Supplementation of a DR/ADR clause

In some circumstances, courts will supplement a DR/ADR clause in order to give it business efficacy, or to make express what must have been agreed, impliedly, by the contracting parties. Again, it does so by application of conventional principles of contract law, rather than rewriting the agreement reached between the parties.

General trend in interpreting DR/ADR clauses

Courts have acknowledged a ‘general trend’ towards construing DR/ADR clauses in a way that makes them ‘enforceable’.

This was expressed by Vickery J in WTE v RCR wherein his Honour stated:

The trend of recent authority is in favour of construing dispute resolution clauses where possible, in a way that will enable those clauses to work as the parties appear to have intended, and to be relatively slow to declare such provisions void either for uncertainty or as an attempt to oust the jurisdiction of the court.7

Warren J also gave emphasis to giving effect to DR clauses where possible in Computershare Ltd v Perpetual Registrars Limited (No 2) [2000] VSC 233:

Furthermore, where parties have made a special agreement requiring them to address a path to a potential solution there is every reason for a court to say such parties should be required to endeavour in good faith to achieve it. In these circumstances the court does not need to see a set of rules layed [sic] out in advance by which the agreement, if any, between the parties may in fact be achieved. (at [15])

Allsop P in United Group supported this tendency towards giving DR clauses effect when it is possible to do so. His Honour stated:

The public policy in promoting efficient dispute resolution, especially commercial dispute resolution, requires that, where possible, real and enforceable content be given to clauses such as cl 35.11 and cl 35.12 … (at 641)

ADRAC welcomes this trend.

However, an issue arises as to why the public policy in promoting efficient dispute resolution should have some special force or application in relation to commercial dispute resolution. ADRAC considers that DR/ADR clauses in the arrangements governing participation in various industries, sports, arts, the education sector, employment agreements, and many other fields of human endeavour are deserving of ‘at least equal’ enforcement before resort to courts of law to resolve disputes.

The way forward: wider use of DR/ADR clauses

DR/ADR clauses can be a very effective way of resolving disputes – even in a context where one of the parties resists enforcement of the clause.

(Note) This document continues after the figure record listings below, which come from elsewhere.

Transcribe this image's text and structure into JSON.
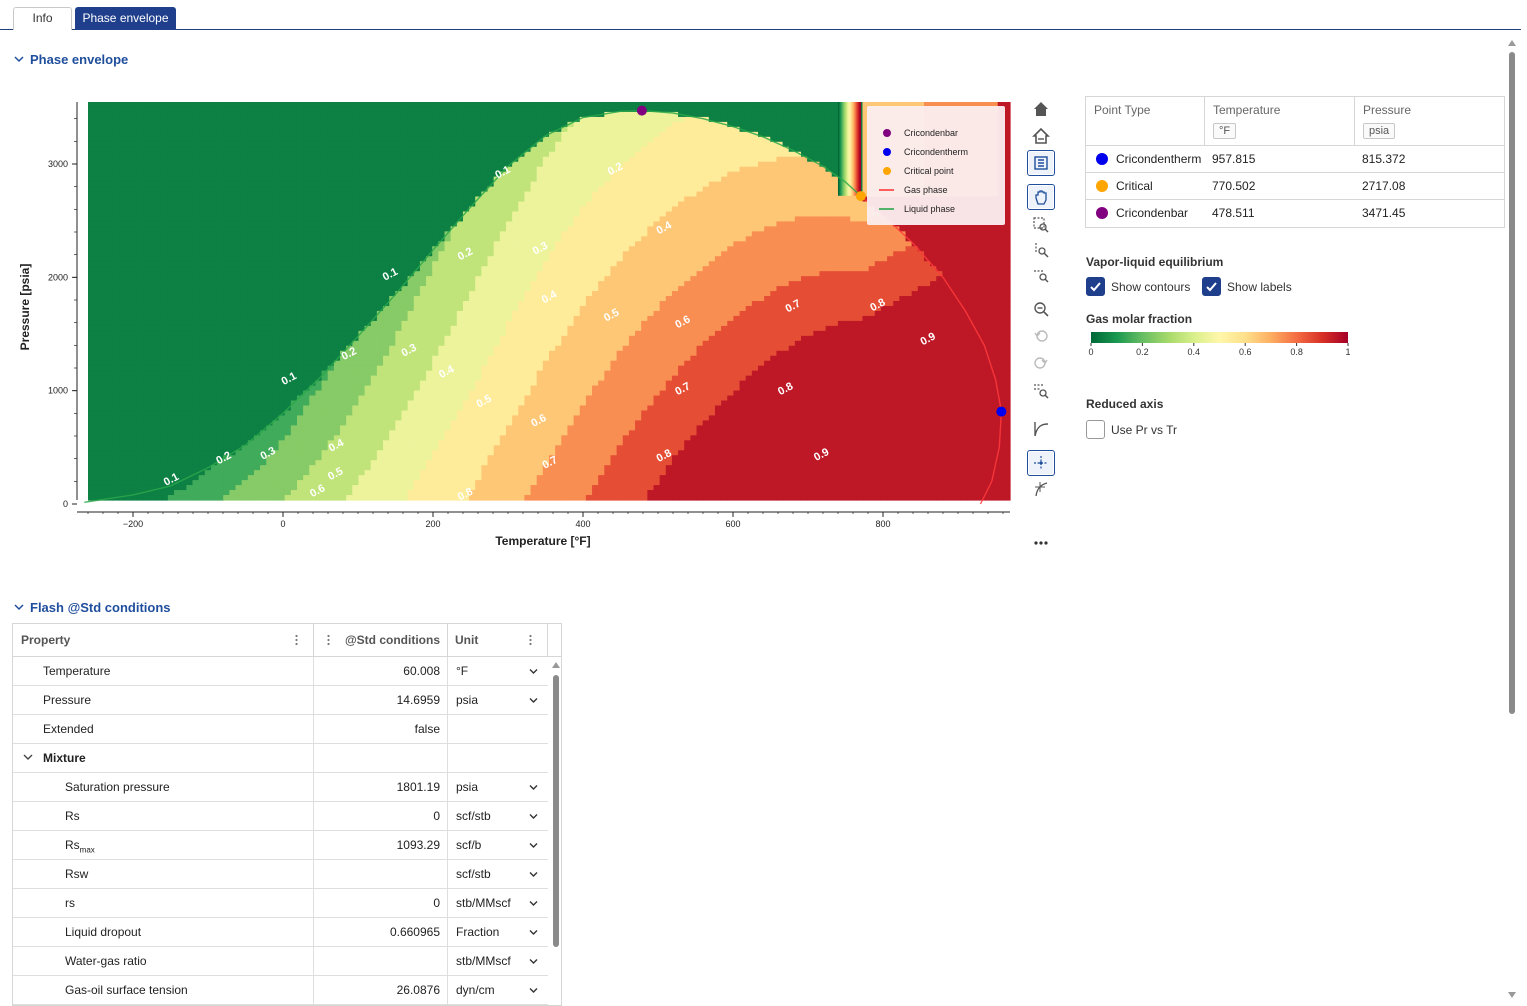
{
  "tabs": [
    {
      "label": "Info",
      "active": false
    },
    {
      "label": "Phase envelope",
      "active": true
    }
  ],
  "phase_section": {
    "title": "Phase envelope"
  },
  "chart_data": {
    "type": "heatmap",
    "title": "",
    "xlabel": "Temperature [°F]",
    "ylabel": "Pressure [psia]",
    "xlim": [
      -275,
      970
    ],
    "ylim": [
      -10,
      3550
    ],
    "x_ticks": [
      -200,
      0,
      200,
      400,
      600,
      800
    ],
    "y_ticks": [
      0,
      1000,
      2000,
      3000
    ],
    "contour_levels": [
      0.1,
      0.2,
      0.3,
      0.4,
      0.5,
      0.6,
      0.7,
      0.8,
      0.9
    ],
    "contour_labels": [
      {
        "text": "0.1",
        "x": 295,
        "y": 2900
      },
      {
        "text": "0.2",
        "x": 445,
        "y": 2930
      },
      {
        "text": "0.4",
        "x": 510,
        "y": 2410
      },
      {
        "text": "0.3",
        "x": 345,
        "y": 2230
      },
      {
        "text": "0.2",
        "x": 245,
        "y": 2180
      },
      {
        "text": "0.1",
        "x": 145,
        "y": 2000
      },
      {
        "text": "0.4",
        "x": 357,
        "y": 1800
      },
      {
        "text": "0.5",
        "x": 440,
        "y": 1640
      },
      {
        "text": "0.6",
        "x": 535,
        "y": 1580
      },
      {
        "text": "0.7",
        "x": 682,
        "y": 1720
      },
      {
        "text": "0.8",
        "x": 795,
        "y": 1730
      },
      {
        "text": "0.9",
        "x": 862,
        "y": 1430
      },
      {
        "text": "0.2",
        "x": 90,
        "y": 1300
      },
      {
        "text": "0.3",
        "x": 170,
        "y": 1330
      },
      {
        "text": "0.1",
        "x": 10,
        "y": 1080
      },
      {
        "text": "0.4",
        "x": 220,
        "y": 1140
      },
      {
        "text": "0.5",
        "x": 270,
        "y": 880
      },
      {
        "text": "0.7",
        "x": 535,
        "y": 990
      },
      {
        "text": "0.8",
        "x": 672,
        "y": 990
      },
      {
        "text": "0.6",
        "x": 343,
        "y": 710
      },
      {
        "text": "0.4",
        "x": 73,
        "y": 490
      },
      {
        "text": "0.3",
        "x": -18,
        "y": 420
      },
      {
        "text": "0.2",
        "x": -77,
        "y": 380
      },
      {
        "text": "0.5",
        "x": 72,
        "y": 240
      },
      {
        "text": "0.1",
        "x": -147,
        "y": 190
      },
      {
        "text": "0.7",
        "x": 358,
        "y": 340
      },
      {
        "text": "0.8",
        "x": 510,
        "y": 400
      },
      {
        "text": "0.9",
        "x": 720,
        "y": 410
      },
      {
        "text": "0.6",
        "x": 48,
        "y": 90
      },
      {
        "text": "0.8",
        "x": 245,
        "y": 60
      }
    ],
    "legend": {
      "placement": "top-right",
      "entries": [
        "Cricondenbar",
        "Cricondentherm",
        "Critical point",
        "Gas phase",
        "Liquid phase"
      ]
    },
    "points": [
      {
        "name": "Cricondenbar",
        "x": 478.511,
        "y": 3471.45,
        "color": "#800080"
      },
      {
        "name": "Cricondentherm",
        "x": 957.815,
        "y": 815.372,
        "color": "#0000ee"
      },
      {
        "name": "Critical point",
        "x": 770.502,
        "y": 2717.08,
        "color": "#ffa500"
      }
    ],
    "series": [
      {
        "name": "Gas phase",
        "color": "#ff3b3b",
        "x": [
          770.502,
          800,
          840,
          880,
          910,
          935,
          950,
          957.815,
          955,
          945,
          930
        ],
        "y": [
          2717.08,
          2550,
          2300,
          2000,
          1700,
          1400,
          1100,
          815.372,
          500,
          200,
          0
        ]
      },
      {
        "name": "Liquid phase",
        "color": "#2aa84a",
        "x": [
          -265,
          -200,
          -150,
          -100,
          -50,
          0,
          50,
          100,
          150,
          200,
          250,
          300,
          350,
          400,
          450,
          478.511,
          520,
          560,
          600,
          640,
          680,
          720,
          750,
          770.502
        ],
        "y": [
          14.7,
          80,
          160,
          320,
          520,
          800,
          1120,
          1480,
          1850,
          2240,
          2620,
          2980,
          3250,
          3410,
          3465,
          3471.45,
          3450,
          3400,
          3330,
          3240,
          3120,
          2980,
          2840,
          2717.08
        ]
      }
    ]
  },
  "points_table": {
    "headers": {
      "point_type": "Point Type",
      "temperature": "Temperature",
      "pressure": "Pressure"
    },
    "units": {
      "temperature": "°F",
      "pressure": "psia"
    },
    "rows": [
      {
        "type": "Cricondentherm",
        "temperature": "957.815",
        "pressure": "815.372",
        "color": "#0000ee"
      },
      {
        "type": "Critical",
        "temperature": "770.502",
        "pressure": "2717.08",
        "color": "#ffa500"
      },
      {
        "type": "Cricondenbar",
        "temperature": "478.511",
        "pressure": "3471.45",
        "color": "#800080"
      }
    ]
  },
  "vle": {
    "title": "Vapor-liquid equilibrium",
    "show_contours": {
      "label": "Show contours",
      "checked": true
    },
    "show_labels": {
      "label": "Show labels",
      "checked": true
    }
  },
  "colorbar": {
    "title": "Gas molar fraction",
    "ticks": [
      "0",
      "0.2",
      "0.4",
      "0.6",
      "0.8",
      "1"
    ]
  },
  "reduced_axis": {
    "title": "Reduced axis",
    "use_pr_tr": {
      "label": "Use Pr vs Tr",
      "checked": false
    }
  },
  "flash_section": {
    "title": "Flash @Std conditions"
  },
  "flash_table": {
    "headers": {
      "property": "Property",
      "value": "@Std conditions",
      "unit": "Unit"
    },
    "rows": [
      {
        "property": "Temperature",
        "value": "60.008",
        "unit": "°F",
        "indent": 1,
        "dropdown": true
      },
      {
        "property": "Pressure",
        "value": "14.6959",
        "unit": "psia",
        "indent": 1,
        "dropdown": true
      },
      {
        "property": "Extended",
        "value": "false",
        "unit": "",
        "indent": 1,
        "dropdown": false
      },
      {
        "property": "Mixture",
        "value": "",
        "unit": "",
        "indent": 1,
        "group": true,
        "dropdown": false
      },
      {
        "property": "Saturation pressure",
        "value": "1801.19",
        "unit": "psia",
        "indent": 2,
        "dropdown": true
      },
      {
        "property": "Rs",
        "value": "0",
        "unit": "scf/stb",
        "indent": 2,
        "dropdown": true
      },
      {
        "property": "Rs",
        "sub": "max",
        "value": "1093.29",
        "unit": "scf/b",
        "indent": 2,
        "dropdown": true
      },
      {
        "property": "Rsw",
        "value": "",
        "unit": "scf/stb",
        "indent": 2,
        "dropdown": true
      },
      {
        "property": "rs",
        "value": "0",
        "unit": "stb/MMscf",
        "indent": 2,
        "dropdown": true
      },
      {
        "property": "Liquid dropout",
        "value": "0.660965",
        "unit": "Fraction",
        "indent": 2,
        "dropdown": true
      },
      {
        "property": "Water-gas ratio",
        "value": "",
        "unit": "stb/MMscf",
        "indent": 2,
        "dropdown": true
      },
      {
        "property": "Gas-oil surface tension",
        "value": "26.0876",
        "unit": "dyn/cm",
        "indent": 2,
        "dropdown": true
      }
    ]
  },
  "toolbar_icons": [
    "home-icon",
    "home-reset-icon",
    "legend-toggle-icon",
    "pan-icon",
    "box-zoom-icon",
    "zoom-y-icon",
    "zoom-x-icon",
    "zoom-out-icon",
    "undo-icon",
    "redo-icon",
    "reset-zoom-icon",
    "curve-icon",
    "crosshair-icon",
    "hover-icon",
    "more-icon"
  ]
}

ADRAC considers that there is considerable scope for the expansion of DR/ADR clauses in various fields of human endeavour such as industry, sports, the arts, the education sector, and employment.
ADRAC also considers that there has been insufficient attention given to one particular form of DR/ADR clause: namely, a clause which makes provision for appointment of a dispute manager who will (i) assist the parties to devise a DR regime/process which suits their particular dispute; and (ii) if necessary, give binding directions as to the particular regime/process which is to be put in place in the absence of agreement.
ADRAC would be interested in feedback on this suggestion, and in relation to the issues canvassed above. For instance, would it assist the uptake of DR/ADR clauses if ADRAC, or some other body, were to construct a suite of possible clauses for consideration by prospective disputants?

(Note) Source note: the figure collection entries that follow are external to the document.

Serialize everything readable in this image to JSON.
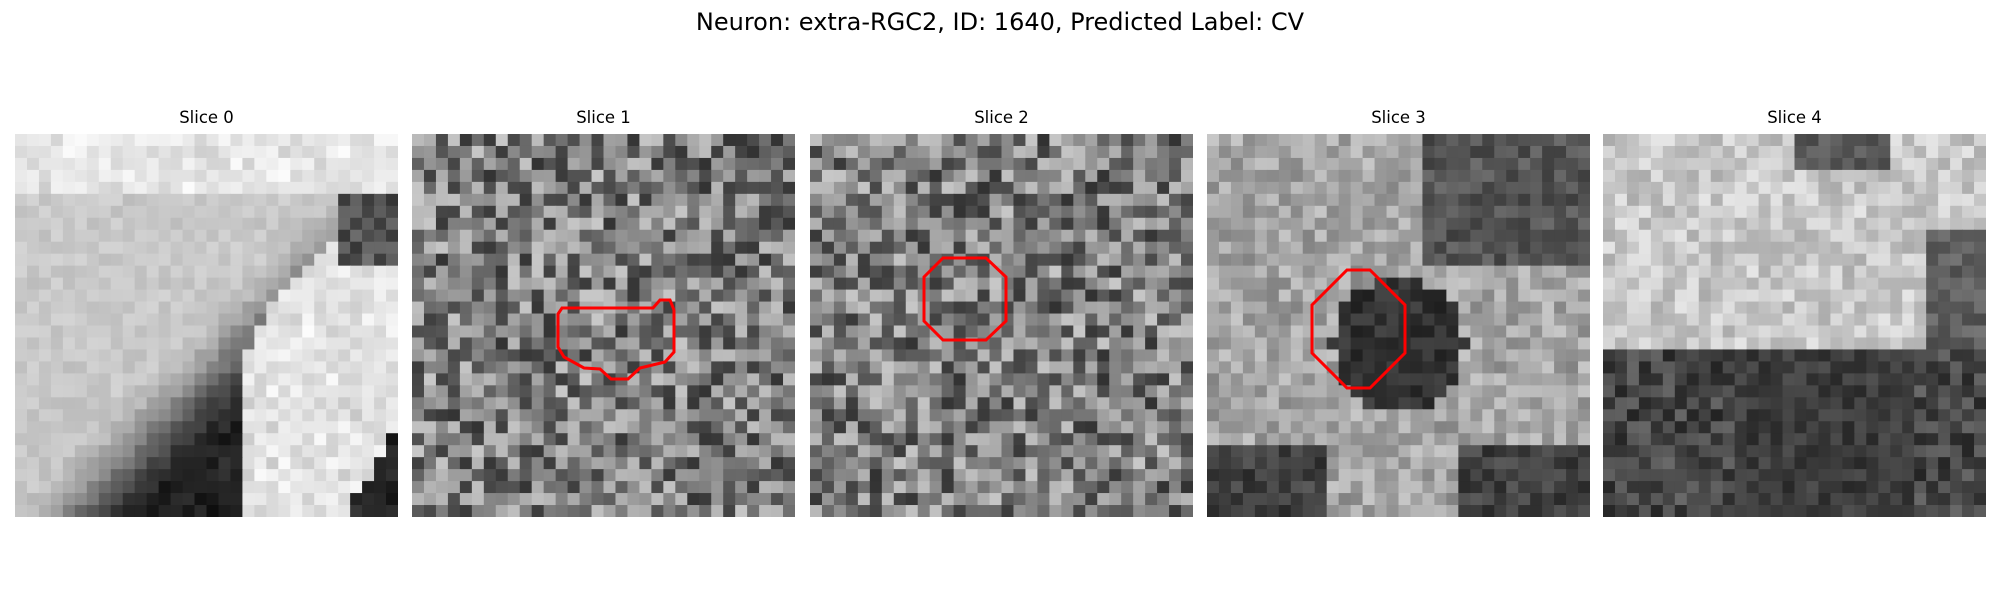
{
  "figure": {
    "title": "Neuron: extra-RGC2, ID: 1640, Predicted Label: CV"
  },
  "panels": [
    {
      "title": "Slice 0",
      "has_contour": false,
      "pattern": "diagonal-bright-band"
    },
    {
      "title": "Slice 1",
      "has_contour": true,
      "pattern": "noisy-gray"
    },
    {
      "title": "Slice 2",
      "has_contour": true,
      "pattern": "noisy-gray"
    },
    {
      "title": "Slice 3",
      "has_contour": true,
      "pattern": "dark-blob-center"
    },
    {
      "title": "Slice 4",
      "has_contour": false,
      "pattern": "bright-top-dark-bottom"
    }
  ],
  "colors": {
    "contour": "#ff0000",
    "background": "#ffffff"
  }
}
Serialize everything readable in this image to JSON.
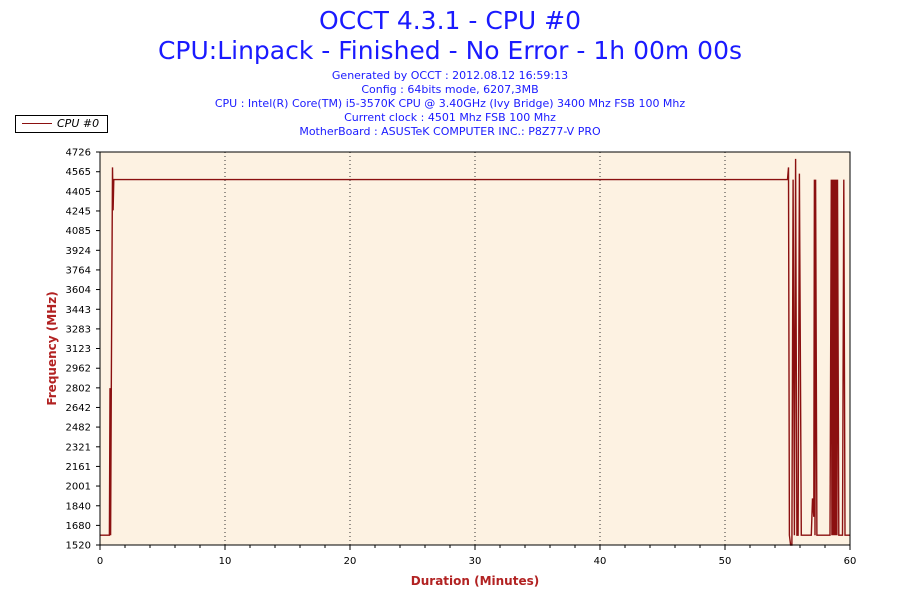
{
  "header": {
    "title": "OCCT 4.3.1 - CPU #0",
    "subtitle": "CPU:Linpack - Finished - No Error - 1h 00m 00s",
    "info_lines": [
      "Generated by OCCT : 2012.08.12 16:59:13",
      "Config : 64bits mode, 6207,3MB",
      "CPU : Intel(R) Core(TM) i5-3570K CPU @ 3.40GHz (Ivy Bridge) 3400 Mhz FSB 100 Mhz",
      "Current clock : 4501 Mhz FSB 100 Mhz",
      "MotherBoard : ASUSTeK COMPUTER INC.: P8Z77-V PRO"
    ]
  },
  "colors": {
    "series": "#8b1010",
    "plot_background": "#fdf2e2",
    "axis_label": "#b22222",
    "title": "#1a1aff"
  },
  "chart_data": {
    "type": "line",
    "title": "OCCT 4.3.1 - CPU #0",
    "xlabel": "Duration (Minutes)",
    "ylabel": "Frequency (MHz)",
    "xlim": [
      0,
      60
    ],
    "ylim": [
      1520,
      4726
    ],
    "x_ticks": [
      "0",
      "10",
      "20",
      "30",
      "40",
      "50",
      "60"
    ],
    "y_ticks": [
      "1520",
      "1680",
      "1840",
      "2001",
      "2161",
      "2321",
      "2482",
      "2642",
      "2802",
      "2962",
      "3123",
      "3283",
      "3443",
      "3604",
      "3764",
      "3924",
      "4085",
      "4245",
      "4405",
      "4565",
      "4726"
    ],
    "grid": "vertical dotted",
    "legend_position": "top-left",
    "series": [
      {
        "name": "CPU #0",
        "x": [
          0.0,
          0.3,
          0.6,
          0.75,
          0.8,
          0.85,
          0.9,
          1.0,
          1.05,
          1.1,
          1.2,
          10,
          20,
          30,
          40,
          50,
          55.0,
          55.08,
          55.15,
          55.25,
          55.35,
          55.45,
          55.55,
          55.65,
          55.75,
          55.85,
          55.95,
          56.1,
          56.25,
          56.5,
          56.9,
          57.0,
          57.1,
          57.15,
          57.2,
          57.25,
          57.35,
          57.5,
          57.8,
          58.2,
          58.4,
          58.5,
          58.55,
          58.6,
          58.65,
          58.7,
          58.75,
          58.8,
          58.85,
          58.9,
          58.95,
          59.0,
          59.1,
          59.3,
          59.4,
          59.5,
          59.6,
          60.0
        ],
        "y": [
          1600,
          1600,
          1600,
          1600,
          2800,
          1600,
          2800,
          4600,
          4250,
          4501,
          4501,
          4501,
          4501,
          4501,
          4501,
          4501,
          4501,
          4600,
          1600,
          1520,
          1520,
          4501,
          1600,
          4670,
          1600,
          1600,
          4550,
          1600,
          1600,
          1600,
          1600,
          1900,
          1750,
          4501,
          1600,
          4501,
          1600,
          1600,
          1600,
          1600,
          1600,
          4501,
          1600,
          4501,
          1600,
          4501,
          1600,
          4501,
          1600,
          4501,
          1600,
          4501,
          1600,
          1600,
          1600,
          4501,
          1600,
          1600
        ]
      }
    ]
  }
}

1. Aiton v Transfield [1999] NSWSC 996 at [43].
2. Booker Industries Pty Ltd v Wilson Parking (Qld) Pty Ltd (1982) 149 CLR 600 at 604; Coal Cliff Collieries Pty Ltd v Sijehama Pty Ltd (1991) 24 NSWLR 1 at 17.
3. State of NSW v Banabelle Electrical Pty Ltd (2002) 54 NSWLR 505 (Banabelle) at 519; WTE Co-Generation & Anor v RCR Energy Pty Ltd & Anor [2013] VSC 314 at [39].
4. See Hooper Bailie Associated Ltd v Natcon Group Pty Ltd (1992) 28 NSWLR 194 at 210 (at [26]).
5. See, for instance, observations of Vickery J in WTE Co-Generation & Anor v RCR Energy Pty Ltd & Anor [2013] VSC 314; Aiton v Transfield [1999] NSWSC 996.
6. WTE Co-Generation & Anor v RCR Energy Pty Ltd & Anor [2013] VSC 314 at [33]-[34].
7. Straits Exploration (Australia) Pty Ltd v Murchison United NL & Anor (2005) 31 WAR 187 (Martin J) [14].